In “The Last Green Valley”, Lindy seemed to anticipate Jinty in featuring environmental stories. The environmental issue in this case is Britain being plunged into an ice age, and our band of survivors are making their way to “the green valley”, an oasis that is supposed to have escaped the ice age.
Finally, there are “The Tin-Mine Ponies”, where the snobby Mrs Gore-Bradley threatens the rehoming of ponies at a pony trek centre because she wants to keep the countryside to herself. She is outsmarted in this episode but is still determined to get rid of “those ghastly ponies”, and it won’t be for lack of trying. Hilda and Patsy were the longest-running stories from the first Lindy lineup; Patsy finished in #18 and Hilda in #19. This indicates they were popular while they lasted, perhaps among the most popular.

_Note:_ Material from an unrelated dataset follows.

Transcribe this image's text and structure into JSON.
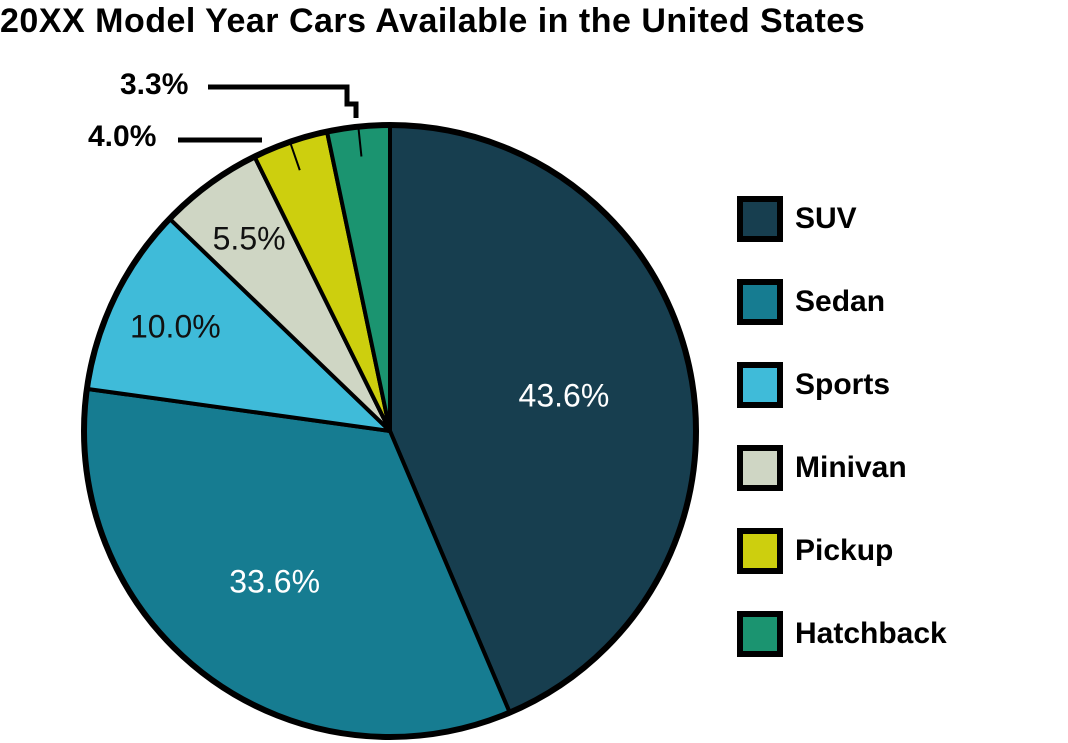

In summary, it can be said that Lindy got off to a promising start, with Norman Worker at the editor’s helm. Lindy’s stories were filled with the ingredients (hardship, cruelty, humour, supernatural, friendship) that made the early Tammy and Jinty popular. There were even some surprising takes on established formulas, such as the genie who popped out of a tennis racquet. However, her lineup lacked humorous regular characters (a la Tansy of Jubilee Street or The Jinx from St Jonah’s); the only character in that area was the Penny Crayon cartoon, which made her the only Lindy character to carry on in the merger. She also lacked regular characters in general, a deficiency that is always means a girls’ comic fades fast once it goes into a merger, because it is the regulars and cartoon strips that carry on in a merger. So although Lindy’s first lineup showed potential, it exhibited deficiencies that would be telling once she merged with Jinty. Had she lasted longer, the deficiencies could have been addressed, more regular characters introduced, more serials that could still be well-remembered, and Lindy herself remembered more. Instead, she was short-lived (only 20 issues), even by the standards of short-lived girls’ comics, and is largely forgotten.